After rinsing, combine the quinoa with vegetable broth and cook on the stove.  In the meantime..... Saute your onions in a little oil (and butter according to the recipe).

HERE is where you need to pay attention!!!  After the onions are softened it says to add the rest of the ingredients, which includes slivered, toasted almonds.  So I didn't have toasted ones, I had raw almonds, and so I decided to just cut up my almonds and toss them in WITH the onion at the end.  Worked out perfectly!!

After the onion and almonds are sauteed, add the kale and dried cranberries.  Trust me, this is good stuff.

When the quinoa is ready, toss that in as well.  Stir it up, and have it warm for when the Sweet Potatoes are done.


This was divine and REALLY pretty.  I found that it reheats really well at work for lunch too!  WINNER here.  YUM

Something about the crunch of the almonds and the sweet of the cranberries melds with the rich sweet potato and slight texture of the quinoa......

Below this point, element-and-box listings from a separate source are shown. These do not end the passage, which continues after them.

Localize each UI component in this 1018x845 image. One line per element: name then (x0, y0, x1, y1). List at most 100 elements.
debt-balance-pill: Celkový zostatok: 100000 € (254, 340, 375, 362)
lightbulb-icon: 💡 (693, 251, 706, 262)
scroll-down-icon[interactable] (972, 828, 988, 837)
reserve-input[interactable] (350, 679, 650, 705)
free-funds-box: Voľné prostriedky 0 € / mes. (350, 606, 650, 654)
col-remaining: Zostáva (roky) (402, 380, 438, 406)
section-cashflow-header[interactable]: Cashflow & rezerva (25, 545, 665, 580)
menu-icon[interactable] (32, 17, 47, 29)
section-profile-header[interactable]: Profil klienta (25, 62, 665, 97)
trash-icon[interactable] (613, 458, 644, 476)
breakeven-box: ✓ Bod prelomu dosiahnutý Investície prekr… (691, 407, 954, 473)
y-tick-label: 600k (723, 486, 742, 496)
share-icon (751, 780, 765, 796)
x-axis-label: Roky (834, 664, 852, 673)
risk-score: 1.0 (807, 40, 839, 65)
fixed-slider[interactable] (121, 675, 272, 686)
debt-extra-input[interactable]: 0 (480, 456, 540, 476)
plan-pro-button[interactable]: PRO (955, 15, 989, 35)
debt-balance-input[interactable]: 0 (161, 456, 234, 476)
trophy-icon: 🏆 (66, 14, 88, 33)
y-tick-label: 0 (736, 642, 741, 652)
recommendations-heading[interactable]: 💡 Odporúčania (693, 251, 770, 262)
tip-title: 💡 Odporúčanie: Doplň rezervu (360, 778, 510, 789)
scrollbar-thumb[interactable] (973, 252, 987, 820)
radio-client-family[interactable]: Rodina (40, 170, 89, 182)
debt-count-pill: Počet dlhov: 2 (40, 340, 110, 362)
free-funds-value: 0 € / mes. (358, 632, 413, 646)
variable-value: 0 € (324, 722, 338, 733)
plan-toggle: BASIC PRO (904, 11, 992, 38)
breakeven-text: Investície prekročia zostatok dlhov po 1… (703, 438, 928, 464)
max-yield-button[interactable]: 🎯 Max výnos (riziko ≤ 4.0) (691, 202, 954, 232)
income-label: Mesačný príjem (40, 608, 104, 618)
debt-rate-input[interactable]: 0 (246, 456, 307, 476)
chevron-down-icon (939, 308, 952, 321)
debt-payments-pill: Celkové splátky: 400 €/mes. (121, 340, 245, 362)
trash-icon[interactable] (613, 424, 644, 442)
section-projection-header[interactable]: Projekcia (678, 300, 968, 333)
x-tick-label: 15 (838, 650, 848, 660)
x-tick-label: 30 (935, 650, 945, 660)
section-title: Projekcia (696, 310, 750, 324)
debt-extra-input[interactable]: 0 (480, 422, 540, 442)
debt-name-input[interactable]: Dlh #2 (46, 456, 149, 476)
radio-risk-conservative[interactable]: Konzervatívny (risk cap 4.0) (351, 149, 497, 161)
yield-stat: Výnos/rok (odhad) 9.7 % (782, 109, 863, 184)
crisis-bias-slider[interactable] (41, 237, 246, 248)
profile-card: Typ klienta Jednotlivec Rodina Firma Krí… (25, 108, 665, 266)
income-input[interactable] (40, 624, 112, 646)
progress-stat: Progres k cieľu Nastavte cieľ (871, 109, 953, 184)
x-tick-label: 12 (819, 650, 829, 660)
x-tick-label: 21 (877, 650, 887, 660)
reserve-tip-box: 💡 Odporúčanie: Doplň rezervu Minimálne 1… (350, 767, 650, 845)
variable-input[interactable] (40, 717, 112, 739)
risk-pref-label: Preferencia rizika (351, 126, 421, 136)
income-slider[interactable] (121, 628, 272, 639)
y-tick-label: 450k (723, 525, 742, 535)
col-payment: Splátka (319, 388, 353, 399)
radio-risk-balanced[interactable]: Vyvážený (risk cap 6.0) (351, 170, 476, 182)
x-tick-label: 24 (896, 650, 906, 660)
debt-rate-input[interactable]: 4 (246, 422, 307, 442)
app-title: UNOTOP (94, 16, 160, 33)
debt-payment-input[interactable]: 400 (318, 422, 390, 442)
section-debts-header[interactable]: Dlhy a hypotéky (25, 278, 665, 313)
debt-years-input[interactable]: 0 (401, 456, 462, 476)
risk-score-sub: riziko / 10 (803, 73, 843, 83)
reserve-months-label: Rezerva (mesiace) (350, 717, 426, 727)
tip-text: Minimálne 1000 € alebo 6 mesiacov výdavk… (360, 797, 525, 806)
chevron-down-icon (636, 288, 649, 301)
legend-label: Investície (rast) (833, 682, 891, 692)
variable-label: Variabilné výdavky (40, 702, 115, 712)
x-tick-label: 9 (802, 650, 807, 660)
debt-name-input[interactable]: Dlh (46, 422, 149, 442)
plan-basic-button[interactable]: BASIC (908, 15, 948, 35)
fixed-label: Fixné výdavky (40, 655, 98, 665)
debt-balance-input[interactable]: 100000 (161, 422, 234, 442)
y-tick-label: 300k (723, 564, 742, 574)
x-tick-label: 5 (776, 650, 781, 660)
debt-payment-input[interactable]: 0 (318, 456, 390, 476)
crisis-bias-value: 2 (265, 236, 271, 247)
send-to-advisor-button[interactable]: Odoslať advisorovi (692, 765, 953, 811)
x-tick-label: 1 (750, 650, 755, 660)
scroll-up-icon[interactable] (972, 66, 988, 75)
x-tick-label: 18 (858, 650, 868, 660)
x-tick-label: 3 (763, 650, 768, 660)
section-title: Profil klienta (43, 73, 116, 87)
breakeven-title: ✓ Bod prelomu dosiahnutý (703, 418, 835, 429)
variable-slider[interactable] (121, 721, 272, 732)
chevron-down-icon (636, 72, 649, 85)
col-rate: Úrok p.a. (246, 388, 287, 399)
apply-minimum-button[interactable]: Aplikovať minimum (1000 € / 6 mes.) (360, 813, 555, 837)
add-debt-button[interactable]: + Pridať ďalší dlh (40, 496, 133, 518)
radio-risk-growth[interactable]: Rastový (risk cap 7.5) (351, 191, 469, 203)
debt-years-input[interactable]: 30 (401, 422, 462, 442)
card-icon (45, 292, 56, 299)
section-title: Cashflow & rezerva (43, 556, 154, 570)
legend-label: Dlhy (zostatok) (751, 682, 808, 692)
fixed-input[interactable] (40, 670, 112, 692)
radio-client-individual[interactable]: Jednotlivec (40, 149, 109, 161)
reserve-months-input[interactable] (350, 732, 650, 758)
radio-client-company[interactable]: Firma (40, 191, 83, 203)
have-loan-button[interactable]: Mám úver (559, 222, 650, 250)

Quinoa Stuffed Sweet Potatoes
Serves 8
What you'll need:
4 sweet potatoes
1 cup quinoa
2 cups vegetable broth
1 tbsp. butter 
1 tbsp. olive oil
1 small onion, diced
2 cups kale, broken into 1 inch pieces (I used more than 2 cups)
1/2 cup toasted slivered almonds (I used chopped, raw almonds)
1/4 cup (plus) dried cranberries
salt and pepper
What you'll do:
Bake the sweet potatoes in a 350 degree oven for 1 hours or until fork tender.  While
they are cooking, make your filling.  Cook the quinoa (use prerinsed or be sure to rinse the quinoa a few times) in the vegetable broth.  And while
that is cooking, saute the onion in the butter and olive oil with a pinch of salt until soft. (Here is where I put in the almonds, about 1 - 2 minutes before adding the rest of the ingredients)
Add in the kale, almonds, and cranberries and saute until the kale is soft, about 3
minutes.  Add the finished quinoa to the frying pan and mix together.

Top a halved sweet potato.  

Approximate calorie count:
250 calories for the full cup of topping, and about 150 calories for the sweet potato.

This was a fantastic find!!  YAY

And it definitely gives me a little lunch-time joy!